One thing to add: There is a certain sort of person who finds mountaineering risk much more acceptable than some other high risk activities -- and that is, people who feel safer when they are in control. This is the sort of person who may not like flying in airplanes (although it is much safer than driving) because of the lack of control.
Also, more important (I think) than actual risk is perceived risk or felt risk. I recall reading an article some time ago that crash performance in SUV's and trucks is generally worse than that of well-designed small cars (I think I remember the specific comparison of a Ford Explorer with a Cooper Mini), yet people tend to "feel" safer in SUVs and big vehicles, because (a) there's a lot of material there, and (b) those small cars look so tiny!
Of course, there's another side to that, too. Airplane and rocket/space shuttle crashes tend to get lots more media attention than certain other risky activities (such as driving and car crashes) so perceived risk may be higher (how many people do you know who are afraid of flying versus the number afraid of driving?) when in fact it is not.
In summary: I suspect perceived risk would be effectively higher for space tourism after accidents happen, as media attention would undoubtedly be very high compared to other, similarly risky activities (as it is for airplane crashes). Additionally, people may be afraid as they are out of control. Space tourism operators could help with this at least somewhat by building ships which look and feel safe, if the auto example holds true.
To the whole risk analysis issue at this stage, my response is:
Your point being?
I was an avid white-water rafter some years back (my recreational choices are somewhat tamer now-a-days). I didn't do it because it wasn't risky. Quite the opposite. Risk added to the thrill.
No, of course I wasn't looking to kill myself (I wouldn't have been able to enjoy white-rafting nearly as much dead now, would I). But there's an "edge" where life can be quite exhilirating. You weigh the balance.
Space? ...Umm, I don't think the tourists are going to be lining up because it's safe.
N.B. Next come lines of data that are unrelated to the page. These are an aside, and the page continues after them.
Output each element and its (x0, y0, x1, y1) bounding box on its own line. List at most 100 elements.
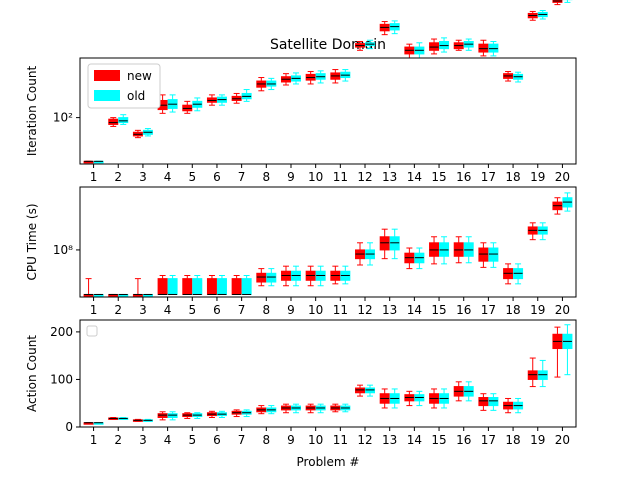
x-tick-label-2-14: 14 (407, 303, 422, 317)
x-tick-label-2-1: 1 (90, 303, 98, 317)
x-tick-label-3-9: 9 (287, 433, 295, 447)
x-tick-label-1-18: 18 (505, 170, 520, 184)
y-tick-label-3-1: 100 (50, 372, 73, 386)
x-tick-label-1-1: 1 (90, 170, 98, 184)
x-tick-label-1-13: 13 (382, 170, 397, 184)
x-tick-label-3-6: 6 (213, 433, 221, 447)
x-tick-label-1-20: 20 (555, 170, 570, 184)
plot-frame-3 (79, 319, 577, 428)
x-tick-label-1-19: 19 (530, 170, 545, 184)
panel-1: 1 2 3 4 5 6 7 8 9 10 11 12 13 14 15 16 17 18 19 2010²Iterat… (25, 0, 577, 184)
x-tick-label-2-9: 9 (287, 303, 295, 317)
x-tick-label-2-8: 8 (262, 303, 270, 317)
box-new-6 (206, 278, 217, 295)
box-old-7 (241, 278, 252, 295)
x-tick-label-1-12: 12 (357, 170, 372, 184)
y-tick-label-3-2: 200 (50, 325, 73, 339)
x-tick-label-1-5: 5 (188, 170, 196, 184)
x-tick-label-2-18: 18 (505, 303, 520, 317)
plot-frame-1 (79, 57, 577, 165)
x-tick-label-2-20: 20 (555, 303, 570, 317)
x-tick-label-1-17: 17 (481, 170, 496, 184)
x-tick-label-2-11: 11 (333, 303, 348, 317)
box-old-8 (266, 272, 277, 283)
x-tick-label-3-3: 3 (139, 433, 147, 447)
box-old-17 (488, 43, 499, 53)
y-axis-label-2: CPU Time (s) (25, 203, 39, 280)
x-tick-label-1-10: 10 (308, 170, 323, 184)
x-tick-label-2-3: 3 (139, 303, 147, 317)
box-new-17 (478, 397, 489, 407)
x-tick-label-3-16: 16 (456, 433, 471, 447)
box-new-2 (108, 118, 119, 125)
x-tick-label-3-20: 20 (555, 433, 570, 447)
box-old-15 (439, 40, 450, 50)
x-tick-label-2-12: 12 (357, 303, 372, 317)
box-old-17 (488, 247, 499, 262)
x-tick-label-3-17: 17 (481, 433, 496, 447)
x-tick-label-3-7: 7 (238, 433, 246, 447)
box-new-13 (379, 236, 390, 251)
x-tick-label-1-8: 8 (262, 170, 270, 184)
box-new-17 (478, 247, 489, 262)
box-new-15 (429, 42, 440, 51)
box-new-5 (182, 278, 193, 295)
x-tick-label-1-9: 9 (287, 170, 295, 184)
x-tick-label-3-1: 1 (90, 433, 98, 447)
x-tick-label-2-2: 2 (114, 303, 122, 317)
x-tick-label-3-4: 4 (164, 433, 172, 447)
plot-frame-2 (79, 186, 577, 298)
x-tick-label-2-13: 13 (382, 303, 397, 317)
y-axis-label-3: Action Count (25, 335, 39, 412)
x-tick-label-3-8: 8 (262, 433, 270, 447)
x-tick-label-3-15: 15 (431, 433, 446, 447)
y-tick-label-2-0: 10⁸ (53, 243, 73, 257)
x-tick-label-3-2: 2 (114, 433, 122, 447)
x-tick-label-3-11: 11 (333, 433, 348, 447)
x-tick-label-2-16: 16 (456, 303, 471, 317)
box-new-8 (256, 272, 267, 283)
box-old-6 (216, 278, 227, 295)
x-tick-label-1-15: 15 (431, 170, 446, 184)
box-old-4 (167, 278, 178, 295)
x-tick-label-1-6: 6 (213, 170, 221, 184)
box-old-13 (389, 236, 400, 251)
x-tick-label-2-7: 7 (238, 303, 246, 317)
x-tick-label-2-5: 5 (188, 303, 196, 317)
y-tick-label-1-0: 10² (53, 111, 73, 125)
x-tick-label-2-19: 19 (530, 303, 545, 317)
legend-swatch-old (94, 90, 120, 101)
x-tick-label-2-17: 17 (481, 303, 496, 317)
x-tick-label-2-6: 6 (213, 303, 221, 317)
box-new-7 (231, 278, 242, 295)
x-tick-label-1-14: 14 (407, 170, 422, 184)
x-tick-label-3-12: 12 (357, 433, 372, 447)
box-old-2 (118, 117, 129, 124)
x-tick-label-3-14: 14 (407, 433, 422, 447)
y-tick-label-3-0: 0 (65, 420, 73, 434)
x-tick-label-1-7: 7 (238, 170, 246, 184)
x-tick-label-1-4: 4 (164, 170, 172, 184)
x-tick-label-1-2: 2 (114, 170, 122, 184)
box-old-17 (488, 397, 499, 407)
x-tick-label-3-13: 13 (382, 433, 397, 447)
x-axis-label: Problem # (297, 455, 360, 469)
legend: new old (86, 63, 161, 337)
y-axis-label-1: Iteration Count (25, 66, 39, 157)
box-old-5 (192, 278, 203, 295)
x-tick-label-1-11: 11 (333, 170, 348, 184)
x-tick-label-3-10: 10 (308, 433, 323, 447)
panel-3: 1 2 3 4 5 6 7 8 9 10 11 12 13 14 15 16 17 18 19 200100200Ac… (25, 319, 577, 447)
x-tick-label-2-10: 10 (308, 303, 323, 317)
x-tick-label-3-19: 19 (530, 433, 545, 447)
legend-label-new: new (127, 69, 152, 83)
legend-swatch-new (94, 70, 120, 81)
x-tick-label-1-3: 3 (139, 170, 147, 184)
empty-legend-box (86, 325, 98, 337)
x-tick-label-3-18: 18 (505, 433, 520, 447)
box-new-4 (157, 278, 168, 295)
x-tick-label-2-4: 4 (164, 303, 172, 317)
x-tick-label-2-15: 15 (431, 303, 446, 317)
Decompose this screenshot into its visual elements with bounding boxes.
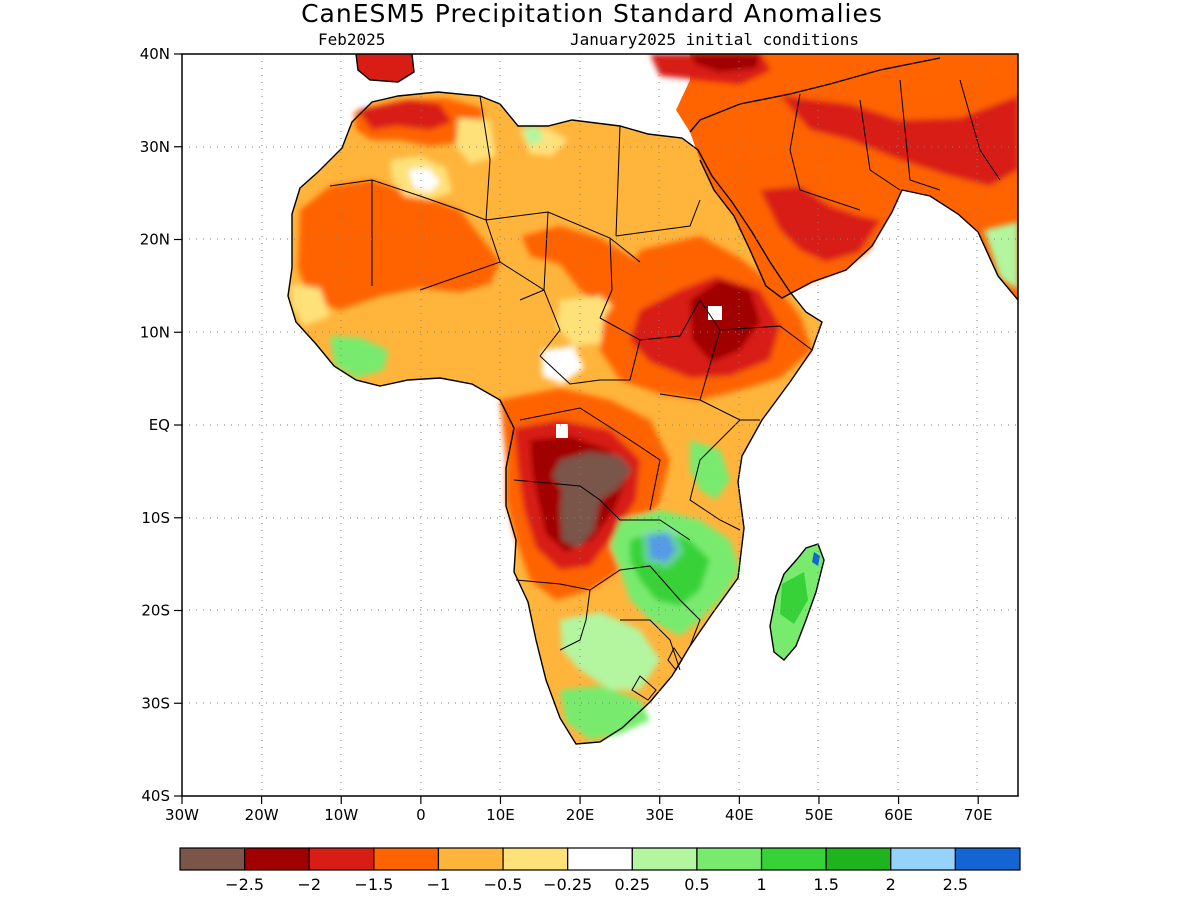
colorbar-label: −2.5 <box>225 875 264 894</box>
lat-tick-label: 40S <box>141 787 170 805</box>
colorbar-swatch <box>179 847 246 871</box>
colorbar-swatch <box>502 847 569 871</box>
colorbar-label: −1 <box>427 875 451 894</box>
colorbar-swatch <box>954 847 1021 871</box>
lat-tick-label: 40N <box>140 45 170 63</box>
init-conditions-label: January2025 initial conditions <box>570 30 859 49</box>
congo-void <box>556 424 568 438</box>
colorbar-label: 2 <box>886 875 896 894</box>
madagascar-wet-anomaly <box>780 572 808 624</box>
lon-tick-label: 30E <box>645 806 674 824</box>
lon-tick-label: 50E <box>805 806 834 824</box>
europe-landmass <box>356 54 414 82</box>
lon-tick-label: 20E <box>566 806 595 824</box>
valid-period-label: Feb2025 <box>318 30 385 49</box>
lat-tick-label: EQ <box>149 416 170 434</box>
colorbar-label: 1 <box>756 875 766 894</box>
lat-tick-label: 10N <box>140 323 170 341</box>
colorbar-swatch <box>308 847 375 871</box>
colorbar-swatch <box>760 847 827 871</box>
lat-tick-label: 30N <box>140 138 170 156</box>
colorbar-swatch <box>825 847 892 871</box>
lat-tick-label: 10S <box>141 509 170 527</box>
country-borders <box>329 79 1001 701</box>
colorbar-label: −2 <box>297 875 321 894</box>
colorbar-label: 2.5 <box>943 875 968 894</box>
colorbar-swatch <box>890 847 956 871</box>
lon-tick-label: 70E <box>964 806 993 824</box>
madagascar-strong-anomaly <box>812 552 820 566</box>
colorbar-label: −1.5 <box>354 875 393 894</box>
lon-tick-label: 10E <box>486 806 515 824</box>
lon-tick-label: 0 <box>416 806 426 824</box>
lake-tana <box>708 306 722 320</box>
map-gridlines <box>182 54 1018 796</box>
lon-tick-label: 10W <box>324 806 358 824</box>
colorbar-swatch <box>373 847 440 871</box>
colorbar-swatch <box>244 847 310 871</box>
coastlines <box>287 54 1018 745</box>
lat-tick-label: 20N <box>140 231 170 249</box>
lat-tick-label: 30S <box>141 694 170 712</box>
colorbar-swatch <box>696 847 763 871</box>
colorbar-label: 1.5 <box>813 875 838 894</box>
map-title: CanESM5 Precipitation Standard Anomalies <box>301 0 883 28</box>
anomaly-shading <box>290 54 1018 740</box>
colorbar-swatch <box>631 847 698 871</box>
colorbar-label: −0.5 <box>484 875 523 894</box>
lon-tick-label: 40E <box>725 806 754 824</box>
colorbar-swatch <box>567 847 633 871</box>
lon-tick-label: 60E <box>884 806 913 824</box>
lon-tick-label: 20W <box>245 806 279 824</box>
colorbar-label: 0.25 <box>614 875 650 894</box>
colorbar-label: −0.25 <box>543 875 592 894</box>
lat-tick-label: 20S <box>141 602 170 620</box>
latitude-axis: 40N 30N 20N 10N EQ 10S 20S 30S 40S <box>140 45 182 805</box>
colorbar-label: 0.5 <box>684 875 709 894</box>
colorbar-swatch <box>437 847 504 871</box>
colorbar: −2.5 −2 −1.5 −1 −0.5 −0.25 0.25 0.5 1 1.5 2 2.5 <box>179 847 1021 894</box>
lon-tick-label: 30W <box>165 806 199 824</box>
map-plot-area <box>182 54 1018 796</box>
longitude-axis: 30W 20W 10W 0 10E 20E 30E 40E 50E 60E 70E <box>165 796 992 824</box>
"Safe enough" will do just fine for most anyone looking to add a bit of zest to their existence is my suspicion ...and I doubt there's going to be some commonly shared perception of a certain statistical percentage of safety that will be applicable to individual traveler's decisions to purchase their ticket. Folk are going to measure their perception of the desire to ride into space in highly individualized ways.
And I just wouldn't expect "safety" (within reason) to be an overly high consideration on that perceptual balance.
...and if there was ever a case to be made for the journey itself being the purpose, this has to be right near the top of the list.
Now. If I was going to be commuting to an orbital factory on a fairly regular schedule, I might want to re-think the safety estimate issue though. (My automobile purchase was based almost solely on crash safety considerations ...seems foolish not to extend your odds in that situation, eh?)